Learning from experience in Iraq and Afghanistan, the Pentagon is expected to reconsider its priorities next year. There is speculation that defense planners could shift away from a "platform-centric" approach that concentrates on capital-intensive ship and plane programs, toward spending for troops and modernized fighting, communications and electronic gear.

That would make it less attractive to invest in big prime contractors like Lockheed Martin and General Dynamics, whose stocks are already underperforming the smaller, faster-growing government contractors.

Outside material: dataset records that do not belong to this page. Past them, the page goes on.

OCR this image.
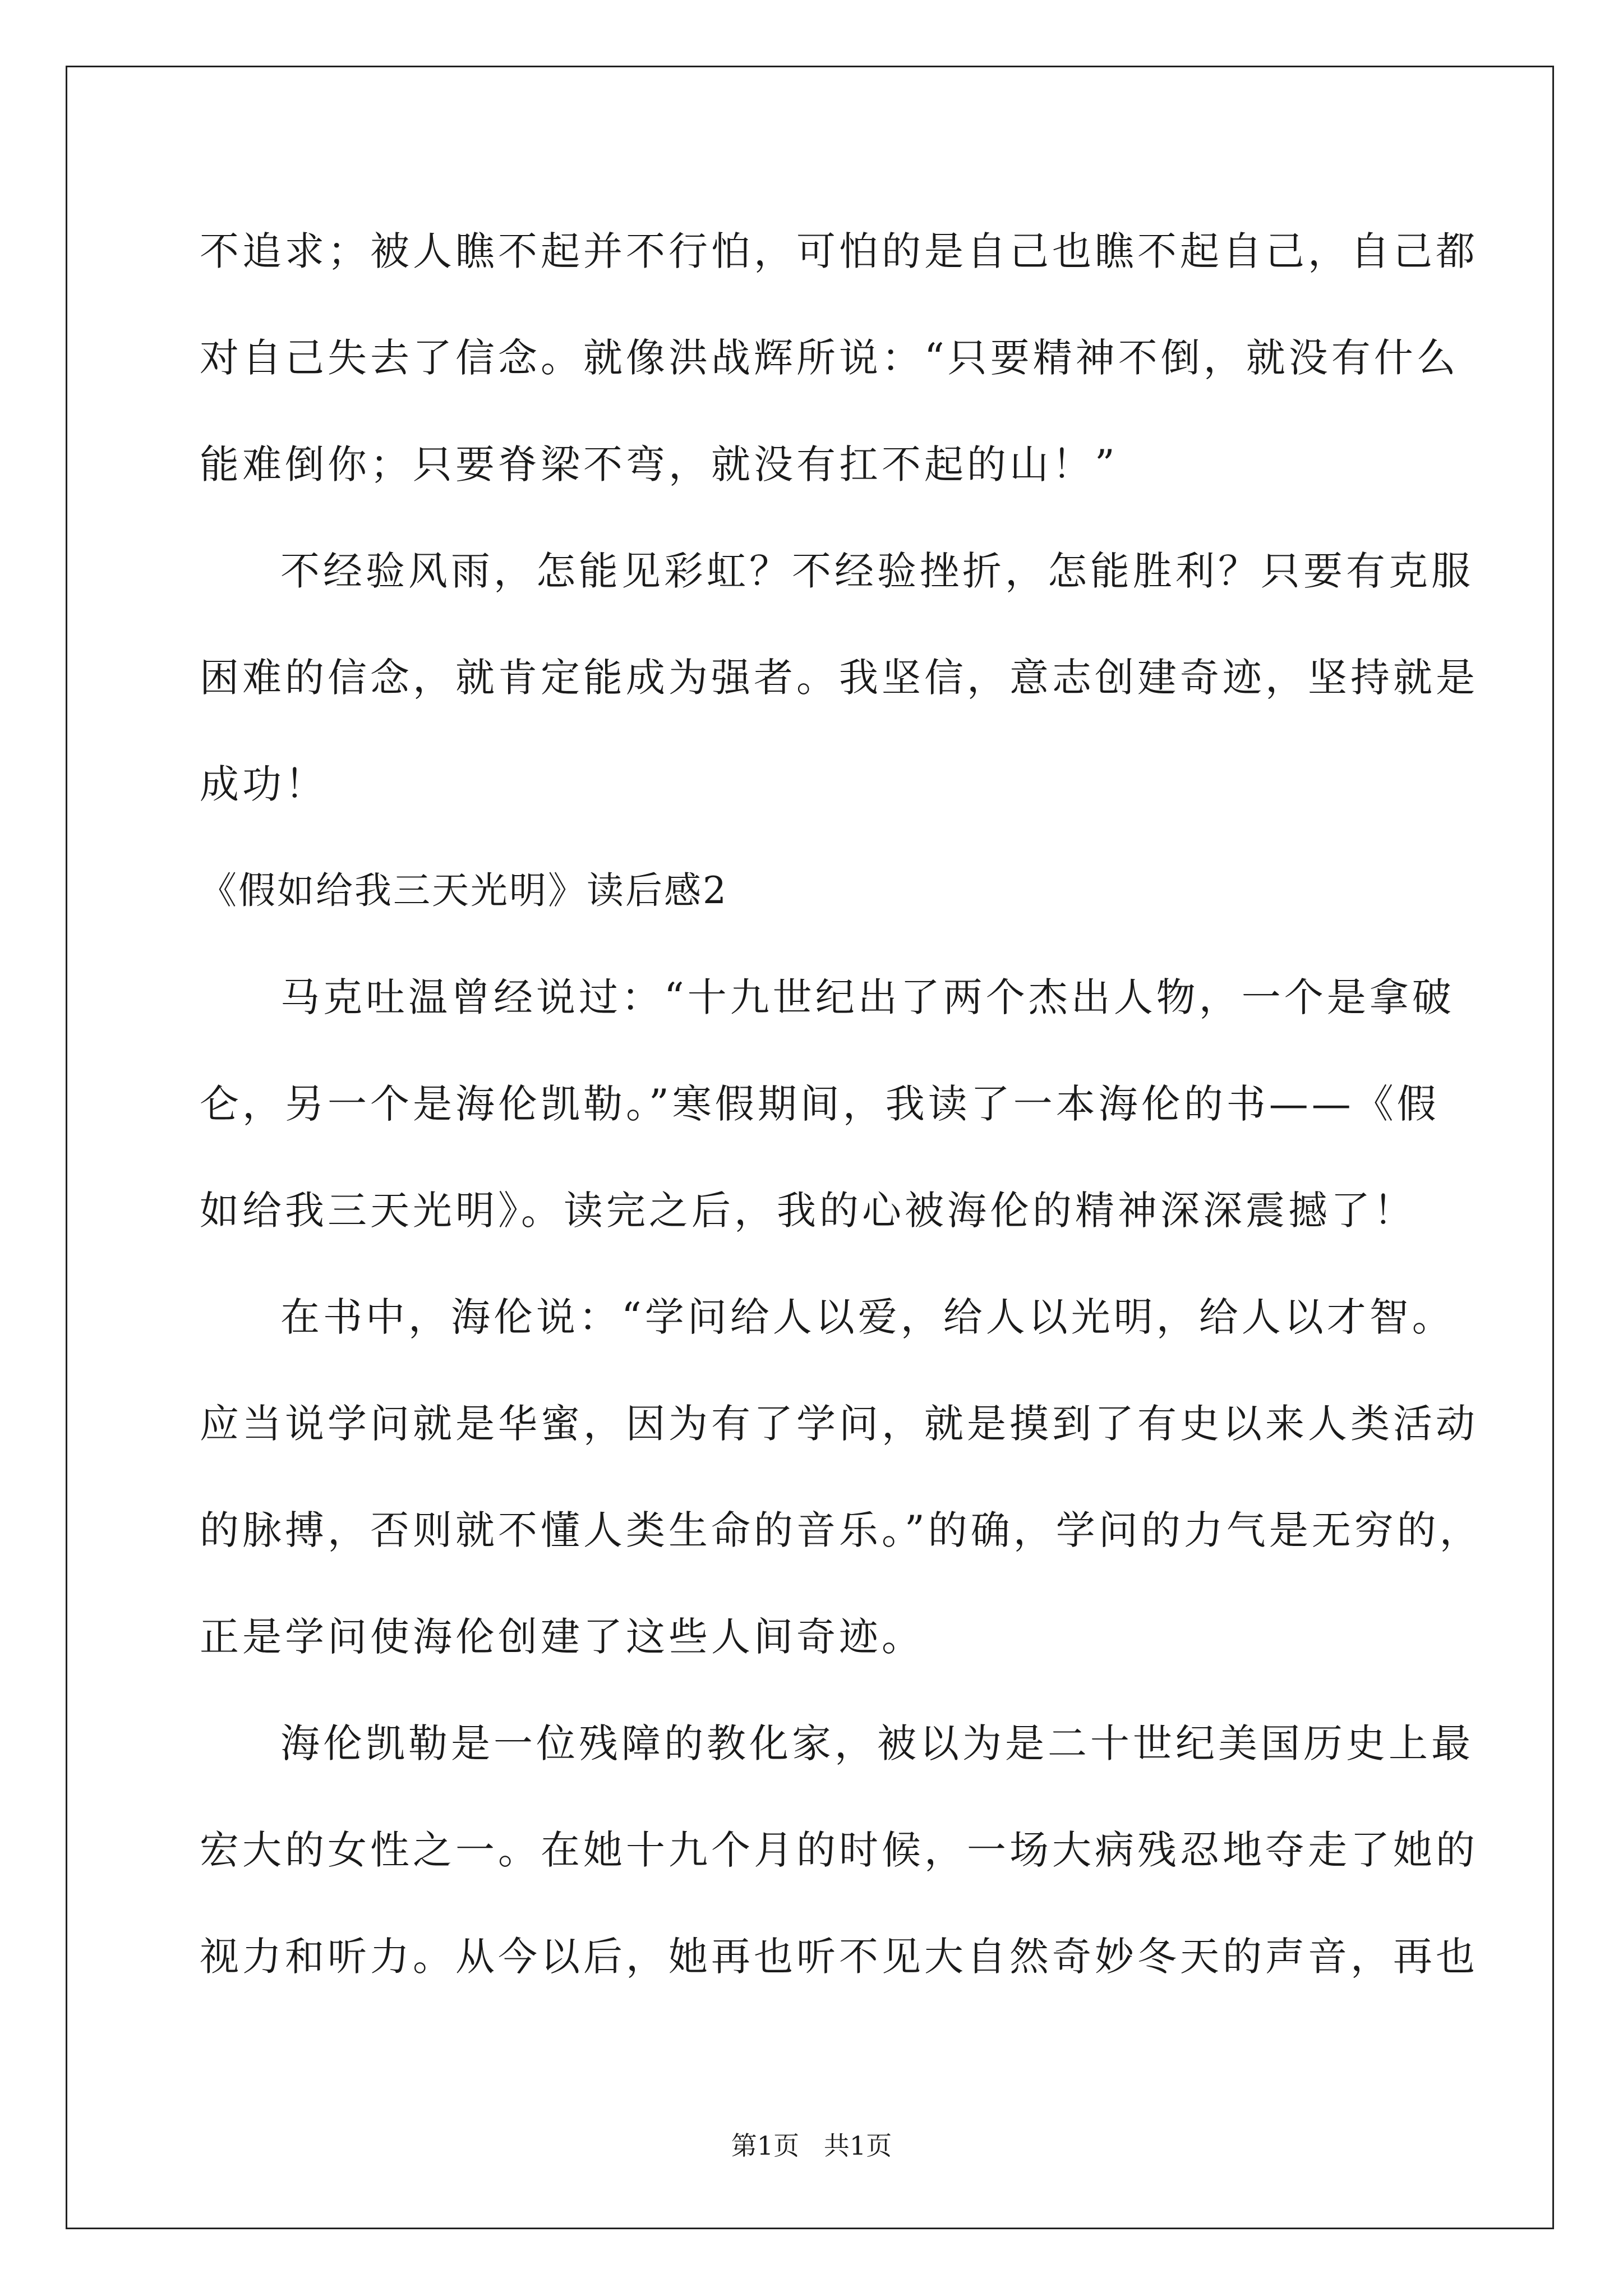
不追求；被人瞧不起并不行怕，可怕的是自己也瞧不起自己，自己都
对自己失去了信念。就像洪战辉所说：“只要精神不倒，就没有什么
能难倒你；只要脊梁不弯，就没有扛不起的山！”
不经验风雨，怎能见彩虹？不经验挫折，怎能胜利？只要有克服
困难的信念，就肯定能成为强者。我坚信，意志创建奇迹，坚持就是
成功！
《假如给我三天光明》读后感2
马克吐温曾经说过：“十九世纪出了两个杰出人物，一个是拿破
仑，另一个是海伦凯勒。”寒假期间，我读了一本海伦的书——《假
如给我三天光明》。读完之后，我的心被海伦的精神深深震撼了！
在书中，海伦说：“学问给人以爱，给人以光明，给人以才智。
应当说学问就是华蜜，因为有了学问，就是摸到了有史以来人类活动
的脉搏，否则就不懂人类生命的音乐。”的确，学问的力气是无穷的，
正是学问使海伦创建了这些人间奇迹。
海伦凯勒是一位残障的教化家，被以为是二十世纪美国历史上最
宏大的女性之一。在她十九个月的时候，一场大病残忍地夺走了她的
视力和听力。从今以后，她再也听不见大自然奇妙冬天的声音，再也
第1页   共1页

So far this year, all the cautious talk has not caught up to the big boys. Lockheed Martin stock, which closed Thursday at $58.94 a share, has gained 16.7 percent this year and General Dynamics is up 19.7 percent to $106.64. Lockheed pays an annual dividend of $1 and General Dynamics pays an annual dividend of $1.44, which makes them more attractive to some investors than the smaller defense firms, none of which pays a dividend.

Growth is the reason for buying stock in second-tier local firms. So far this year, the fastest growers, all traded on the Nasdaq Stock Market, have been Argon up 154 percent to $35.49, Essex Corp., a Columbia electronics company catering to the intelligence community, up 90 percent to $17.85 and SI International Inc., a Reston specialist in computer networks, up 60 percent. SI International stock closed Thursday at $31.25 a share after hitting a 52-week high of $32.66 during the day.

Also hitting a 52-week high for the year during Thursday's trading was CACI. Its shares traded as high as $68.97 and closed at $68.20, up 40 percent for the year.

United Defense Industries, which makes the Bradley fighting vehicle and other guns and missile launchers, is up 51 percent for the year at $48.08.